Of course, we didn’t join the gym so that we can look like a bodybuilder/supermodel couple…we joined so that we can keep our bodies healthy and well, and that’s why we felt like it was an appropriate budget addition.
I personally much prefer to work out outdoors. It’s free and I loved my early-morning walks, when the world was quiet and I watched the sun rise over the misty water.
Cue wistful sigh.
But, until Mr. FG’s schedule changes or until my kids are old enough to stay home by themselves (that day is coming in not SO long!), I’ve reconciled myself to the fact that the gym is probably the best option for me and I am grateful that it IS an option.
We added a date night budget category.
For a long time, we haven’t had an eating-out budget category because we couldn’t afford to. So, date nights for us have been few and far between. Much as we adore date nights, the cost of eating out plus the cost of hiring a babysitter is sort of off-putting.

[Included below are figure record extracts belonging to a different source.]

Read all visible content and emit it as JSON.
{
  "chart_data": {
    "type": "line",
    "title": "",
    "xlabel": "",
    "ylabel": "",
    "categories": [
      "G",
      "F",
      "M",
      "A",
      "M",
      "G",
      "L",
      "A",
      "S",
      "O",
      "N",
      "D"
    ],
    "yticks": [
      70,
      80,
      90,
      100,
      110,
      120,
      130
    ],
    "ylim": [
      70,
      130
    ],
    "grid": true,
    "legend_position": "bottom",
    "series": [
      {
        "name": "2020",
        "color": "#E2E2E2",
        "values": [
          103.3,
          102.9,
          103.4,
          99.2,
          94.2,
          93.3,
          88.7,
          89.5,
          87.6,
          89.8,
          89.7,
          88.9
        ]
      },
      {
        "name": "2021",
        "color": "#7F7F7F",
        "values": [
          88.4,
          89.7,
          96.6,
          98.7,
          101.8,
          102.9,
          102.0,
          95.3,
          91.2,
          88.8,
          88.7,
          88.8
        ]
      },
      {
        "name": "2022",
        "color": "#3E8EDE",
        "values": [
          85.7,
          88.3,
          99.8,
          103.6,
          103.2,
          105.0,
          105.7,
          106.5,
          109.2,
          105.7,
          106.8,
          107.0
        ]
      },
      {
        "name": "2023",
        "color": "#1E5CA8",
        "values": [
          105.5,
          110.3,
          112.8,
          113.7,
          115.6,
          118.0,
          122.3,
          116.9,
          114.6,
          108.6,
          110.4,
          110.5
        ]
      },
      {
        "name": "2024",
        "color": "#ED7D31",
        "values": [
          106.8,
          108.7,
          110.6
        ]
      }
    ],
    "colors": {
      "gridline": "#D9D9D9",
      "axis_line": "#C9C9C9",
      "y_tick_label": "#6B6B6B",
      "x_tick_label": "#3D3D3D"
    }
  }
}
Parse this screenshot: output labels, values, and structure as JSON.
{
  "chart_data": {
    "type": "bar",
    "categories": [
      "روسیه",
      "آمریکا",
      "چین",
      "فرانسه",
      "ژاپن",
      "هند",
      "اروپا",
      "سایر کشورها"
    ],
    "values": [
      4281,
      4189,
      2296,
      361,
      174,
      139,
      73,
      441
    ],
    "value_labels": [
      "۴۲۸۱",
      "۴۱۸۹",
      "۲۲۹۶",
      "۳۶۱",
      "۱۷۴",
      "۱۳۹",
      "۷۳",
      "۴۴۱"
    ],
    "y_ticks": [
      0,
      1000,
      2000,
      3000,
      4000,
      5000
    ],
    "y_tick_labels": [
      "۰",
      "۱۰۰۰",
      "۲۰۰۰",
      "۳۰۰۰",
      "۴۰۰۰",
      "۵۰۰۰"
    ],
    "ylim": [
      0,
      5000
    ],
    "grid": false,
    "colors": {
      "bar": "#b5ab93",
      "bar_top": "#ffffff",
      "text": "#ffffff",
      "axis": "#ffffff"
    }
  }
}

To give us some time to eat and talk together (and also to give me a night off of cooking…yay!), we decided to set aside Friday evenings for an in-home date night.
I make something easy for the kids to eat (leftovers, or spaghetti, or a simple sandwich, cheese, and fruit kind of meal), and then they go and do something fun in Joshua’s room (we let them watch a movie or play Wii games) while Mr. FG and I eat a takeout meal all by ourselves.
This gives us time to talk in peace but eliminates babysitting expenses and reduces the cost of restaurant food (takeout is usually cheaper than eating in). We’ve budgeted $20/week for this purpose, and that’s usually more than enough to cover our meal.
We’re really happy with how this plan is working out. The kids are happy because they get to go be couch potatoes for an hour or two, Mr. FG and I really enjoy having some alone time, and the cost of this is so much lower than a babysitter/restaurant meal date night.
I don’t anticipate that we’ll be amending our budget spending categories much more than this because we are quite committed to avoiding crazy lifestyle inflation. Plus, I can’t honestly say that I feel like we need to spend more money than we currently do…though we live on less money than a lot of people do, I really don’t feel deprived.
We eat good food, we have plenty of clothes, we have cars that work, we have yearly vacations, and on top of that stuff, we now have a gym membership and a weekly takeout date night! I actually feel kind of rich, though not everyone looking at our budget from the outside would categorize us as such.
Compared to the days when we lived in our $400/month basement apartment, and Mr. FG’s paychecks were $321 a week, though, life feels pretty darn luxurious, and I am more than content.
How do you handle lifestyle inflation temptation? And do you ever mindfully increase your spending like we’ve done?